To address this challenge, we introduce pyVIPER, a Python-based tool for protein activity inference from transcriptional data. pyVIPER supports flexible data transformation/postprocessing modules, enrichment analysis algorithms, and features a novel data structure for GRNs manipulation. It integrates seamlessly with scverse, scanpy and widely adopted machine learning libraries. By leveraging PyTorch-based GPU acceleration and optimized core operations, benchmarking demonstrates orders-of-magnitude improvements in runtime efficiency compared to R-based VIPER, reducing analysis time for large datasets from hours to minutes.

Conclusions

pyVIPER is a fast, memory-efficient, and highly scalable Python toolkit for protein activity inference in large-scale scRNA-seq datasets.

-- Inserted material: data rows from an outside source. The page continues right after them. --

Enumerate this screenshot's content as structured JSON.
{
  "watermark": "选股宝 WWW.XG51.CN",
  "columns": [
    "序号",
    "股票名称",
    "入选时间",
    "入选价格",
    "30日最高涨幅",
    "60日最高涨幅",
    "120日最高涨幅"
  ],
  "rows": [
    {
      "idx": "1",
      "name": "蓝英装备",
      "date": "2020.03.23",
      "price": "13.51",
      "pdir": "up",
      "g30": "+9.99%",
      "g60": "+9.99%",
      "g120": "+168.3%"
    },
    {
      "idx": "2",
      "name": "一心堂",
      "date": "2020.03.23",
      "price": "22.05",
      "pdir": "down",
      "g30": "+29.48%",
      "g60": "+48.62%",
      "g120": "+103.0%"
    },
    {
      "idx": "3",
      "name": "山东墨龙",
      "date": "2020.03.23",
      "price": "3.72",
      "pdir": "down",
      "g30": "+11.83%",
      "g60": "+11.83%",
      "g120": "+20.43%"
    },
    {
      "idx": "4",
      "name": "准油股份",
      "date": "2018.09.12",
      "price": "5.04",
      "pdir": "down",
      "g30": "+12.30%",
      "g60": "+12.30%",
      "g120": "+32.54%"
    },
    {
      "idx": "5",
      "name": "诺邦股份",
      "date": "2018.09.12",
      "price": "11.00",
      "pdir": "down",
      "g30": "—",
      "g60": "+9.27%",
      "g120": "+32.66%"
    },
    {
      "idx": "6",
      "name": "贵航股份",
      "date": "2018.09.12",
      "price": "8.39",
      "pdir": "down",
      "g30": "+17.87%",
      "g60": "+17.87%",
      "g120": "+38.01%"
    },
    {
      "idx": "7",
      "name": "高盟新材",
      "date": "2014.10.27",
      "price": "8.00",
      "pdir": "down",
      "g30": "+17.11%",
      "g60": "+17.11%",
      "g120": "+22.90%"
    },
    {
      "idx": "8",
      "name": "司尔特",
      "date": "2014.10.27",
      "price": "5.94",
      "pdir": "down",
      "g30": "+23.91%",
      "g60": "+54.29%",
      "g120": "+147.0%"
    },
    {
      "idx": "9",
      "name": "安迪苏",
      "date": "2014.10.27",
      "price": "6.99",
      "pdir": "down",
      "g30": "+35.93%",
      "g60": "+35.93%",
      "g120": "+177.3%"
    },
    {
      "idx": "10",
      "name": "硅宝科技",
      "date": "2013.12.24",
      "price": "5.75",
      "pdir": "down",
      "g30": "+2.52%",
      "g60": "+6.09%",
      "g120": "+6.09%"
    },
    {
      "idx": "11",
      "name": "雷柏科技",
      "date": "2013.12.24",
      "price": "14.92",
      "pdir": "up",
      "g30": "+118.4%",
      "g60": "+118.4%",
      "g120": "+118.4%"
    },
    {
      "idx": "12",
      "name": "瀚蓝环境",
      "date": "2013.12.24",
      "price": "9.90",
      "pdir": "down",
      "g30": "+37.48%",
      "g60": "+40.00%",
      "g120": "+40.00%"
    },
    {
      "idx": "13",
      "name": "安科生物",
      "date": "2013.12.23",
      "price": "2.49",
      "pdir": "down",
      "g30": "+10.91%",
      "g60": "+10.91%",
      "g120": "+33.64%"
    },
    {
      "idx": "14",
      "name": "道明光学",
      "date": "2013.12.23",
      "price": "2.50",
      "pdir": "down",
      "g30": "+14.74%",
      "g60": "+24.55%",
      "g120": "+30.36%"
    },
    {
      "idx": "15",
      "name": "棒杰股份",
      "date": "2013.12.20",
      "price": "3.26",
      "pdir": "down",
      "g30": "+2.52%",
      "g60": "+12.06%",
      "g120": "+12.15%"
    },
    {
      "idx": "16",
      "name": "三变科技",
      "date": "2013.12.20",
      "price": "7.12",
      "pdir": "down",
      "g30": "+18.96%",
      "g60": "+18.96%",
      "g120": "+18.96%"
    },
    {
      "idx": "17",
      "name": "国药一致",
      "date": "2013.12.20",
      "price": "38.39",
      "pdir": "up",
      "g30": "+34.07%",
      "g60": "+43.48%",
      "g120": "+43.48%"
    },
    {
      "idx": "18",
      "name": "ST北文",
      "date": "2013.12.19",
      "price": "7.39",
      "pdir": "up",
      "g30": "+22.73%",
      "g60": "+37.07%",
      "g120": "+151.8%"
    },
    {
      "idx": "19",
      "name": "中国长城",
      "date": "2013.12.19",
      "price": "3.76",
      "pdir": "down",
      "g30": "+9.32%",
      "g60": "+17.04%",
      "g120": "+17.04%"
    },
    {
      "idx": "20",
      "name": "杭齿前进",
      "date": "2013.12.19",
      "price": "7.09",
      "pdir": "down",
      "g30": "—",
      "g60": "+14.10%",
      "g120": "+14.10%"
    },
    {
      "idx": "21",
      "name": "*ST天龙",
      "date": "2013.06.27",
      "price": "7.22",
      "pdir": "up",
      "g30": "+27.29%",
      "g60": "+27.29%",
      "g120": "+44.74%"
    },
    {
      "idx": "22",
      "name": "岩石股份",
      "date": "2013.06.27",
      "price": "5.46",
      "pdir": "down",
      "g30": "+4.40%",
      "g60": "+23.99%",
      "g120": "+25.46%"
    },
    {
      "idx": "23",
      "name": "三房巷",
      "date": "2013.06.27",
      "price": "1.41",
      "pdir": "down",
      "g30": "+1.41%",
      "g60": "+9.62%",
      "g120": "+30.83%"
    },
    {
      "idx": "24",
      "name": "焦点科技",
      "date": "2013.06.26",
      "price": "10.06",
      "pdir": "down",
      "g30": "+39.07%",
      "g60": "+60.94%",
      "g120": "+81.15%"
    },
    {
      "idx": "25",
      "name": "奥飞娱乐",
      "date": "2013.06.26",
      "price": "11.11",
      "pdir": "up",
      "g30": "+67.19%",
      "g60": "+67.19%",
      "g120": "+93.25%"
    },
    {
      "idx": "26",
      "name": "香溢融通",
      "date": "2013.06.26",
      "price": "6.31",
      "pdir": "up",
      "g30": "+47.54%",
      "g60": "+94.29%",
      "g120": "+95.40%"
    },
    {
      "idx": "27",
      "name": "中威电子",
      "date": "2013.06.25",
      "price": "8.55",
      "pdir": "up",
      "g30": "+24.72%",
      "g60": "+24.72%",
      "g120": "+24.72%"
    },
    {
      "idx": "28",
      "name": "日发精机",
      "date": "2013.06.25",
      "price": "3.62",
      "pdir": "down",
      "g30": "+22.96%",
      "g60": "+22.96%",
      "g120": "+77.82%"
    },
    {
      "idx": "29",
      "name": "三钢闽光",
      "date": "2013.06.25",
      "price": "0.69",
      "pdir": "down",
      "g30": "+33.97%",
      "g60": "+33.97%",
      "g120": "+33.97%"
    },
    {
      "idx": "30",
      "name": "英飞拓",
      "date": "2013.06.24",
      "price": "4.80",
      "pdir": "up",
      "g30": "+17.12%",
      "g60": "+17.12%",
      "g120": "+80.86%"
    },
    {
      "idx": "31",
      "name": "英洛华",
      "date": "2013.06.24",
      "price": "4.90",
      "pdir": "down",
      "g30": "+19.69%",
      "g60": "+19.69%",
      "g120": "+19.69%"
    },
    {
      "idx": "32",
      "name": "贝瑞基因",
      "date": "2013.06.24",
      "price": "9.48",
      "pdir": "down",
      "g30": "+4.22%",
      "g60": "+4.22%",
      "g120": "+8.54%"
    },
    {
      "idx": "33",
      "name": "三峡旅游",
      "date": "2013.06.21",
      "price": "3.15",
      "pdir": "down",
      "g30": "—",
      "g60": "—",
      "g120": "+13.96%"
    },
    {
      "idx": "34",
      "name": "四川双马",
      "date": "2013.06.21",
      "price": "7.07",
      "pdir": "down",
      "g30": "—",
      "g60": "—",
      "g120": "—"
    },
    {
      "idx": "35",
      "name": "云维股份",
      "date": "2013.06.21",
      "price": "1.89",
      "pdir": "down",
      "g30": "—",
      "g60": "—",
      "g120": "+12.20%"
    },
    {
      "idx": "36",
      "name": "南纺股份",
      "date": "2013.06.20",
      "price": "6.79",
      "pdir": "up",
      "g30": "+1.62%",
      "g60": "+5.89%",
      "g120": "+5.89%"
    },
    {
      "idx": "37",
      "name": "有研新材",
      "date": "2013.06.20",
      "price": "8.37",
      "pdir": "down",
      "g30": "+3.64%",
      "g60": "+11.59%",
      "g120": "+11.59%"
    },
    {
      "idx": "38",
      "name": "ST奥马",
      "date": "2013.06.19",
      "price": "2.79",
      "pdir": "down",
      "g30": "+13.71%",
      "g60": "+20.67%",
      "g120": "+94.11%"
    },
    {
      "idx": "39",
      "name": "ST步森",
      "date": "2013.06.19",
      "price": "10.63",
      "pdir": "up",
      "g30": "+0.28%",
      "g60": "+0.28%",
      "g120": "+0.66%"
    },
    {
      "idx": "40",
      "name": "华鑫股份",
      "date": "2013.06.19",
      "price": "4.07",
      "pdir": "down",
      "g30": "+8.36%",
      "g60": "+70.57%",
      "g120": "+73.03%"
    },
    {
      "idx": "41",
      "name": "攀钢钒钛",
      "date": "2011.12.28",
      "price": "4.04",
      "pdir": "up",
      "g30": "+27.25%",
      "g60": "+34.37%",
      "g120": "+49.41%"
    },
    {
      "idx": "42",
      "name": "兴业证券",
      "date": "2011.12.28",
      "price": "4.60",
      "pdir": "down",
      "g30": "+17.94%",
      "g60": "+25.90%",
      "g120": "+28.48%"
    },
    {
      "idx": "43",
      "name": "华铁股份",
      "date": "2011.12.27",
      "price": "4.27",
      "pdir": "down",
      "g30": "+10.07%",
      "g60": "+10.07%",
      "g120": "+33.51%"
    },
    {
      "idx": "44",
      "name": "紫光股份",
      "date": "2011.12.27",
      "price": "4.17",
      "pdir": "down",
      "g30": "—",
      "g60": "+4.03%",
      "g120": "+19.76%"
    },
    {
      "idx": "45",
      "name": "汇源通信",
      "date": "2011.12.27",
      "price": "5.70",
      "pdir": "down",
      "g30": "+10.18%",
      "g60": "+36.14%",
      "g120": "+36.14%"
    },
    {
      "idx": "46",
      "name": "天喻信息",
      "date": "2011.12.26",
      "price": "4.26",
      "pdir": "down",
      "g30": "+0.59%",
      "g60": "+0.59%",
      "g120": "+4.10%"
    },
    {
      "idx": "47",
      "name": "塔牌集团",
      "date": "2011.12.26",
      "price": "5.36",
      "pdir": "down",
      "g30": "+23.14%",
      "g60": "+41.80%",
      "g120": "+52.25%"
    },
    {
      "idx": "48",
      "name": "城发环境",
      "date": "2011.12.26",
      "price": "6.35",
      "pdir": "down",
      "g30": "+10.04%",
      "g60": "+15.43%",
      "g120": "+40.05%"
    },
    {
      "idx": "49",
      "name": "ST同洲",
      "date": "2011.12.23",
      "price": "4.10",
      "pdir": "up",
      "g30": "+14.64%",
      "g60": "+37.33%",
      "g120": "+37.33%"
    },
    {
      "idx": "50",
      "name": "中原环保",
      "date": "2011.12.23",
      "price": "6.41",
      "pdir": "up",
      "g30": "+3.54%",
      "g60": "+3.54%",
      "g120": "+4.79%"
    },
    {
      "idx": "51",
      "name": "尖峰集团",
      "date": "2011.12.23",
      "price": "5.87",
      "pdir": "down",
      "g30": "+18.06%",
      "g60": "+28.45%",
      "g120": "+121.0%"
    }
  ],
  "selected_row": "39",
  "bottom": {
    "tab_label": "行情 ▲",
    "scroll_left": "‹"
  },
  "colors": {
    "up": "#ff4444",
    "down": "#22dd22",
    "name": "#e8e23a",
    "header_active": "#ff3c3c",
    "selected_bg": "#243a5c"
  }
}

Its scalability and hardware acceleration enables high-throughput VIPER-based analysis of virtually any single-cell dataset while facilitating integration with other Python-based, including state-of-the-art machine learning workflows. Taken together, these features make pyVIPER a valuable resource to expand the applicability of mechanistic regulatory network-based analysis in single-cell research.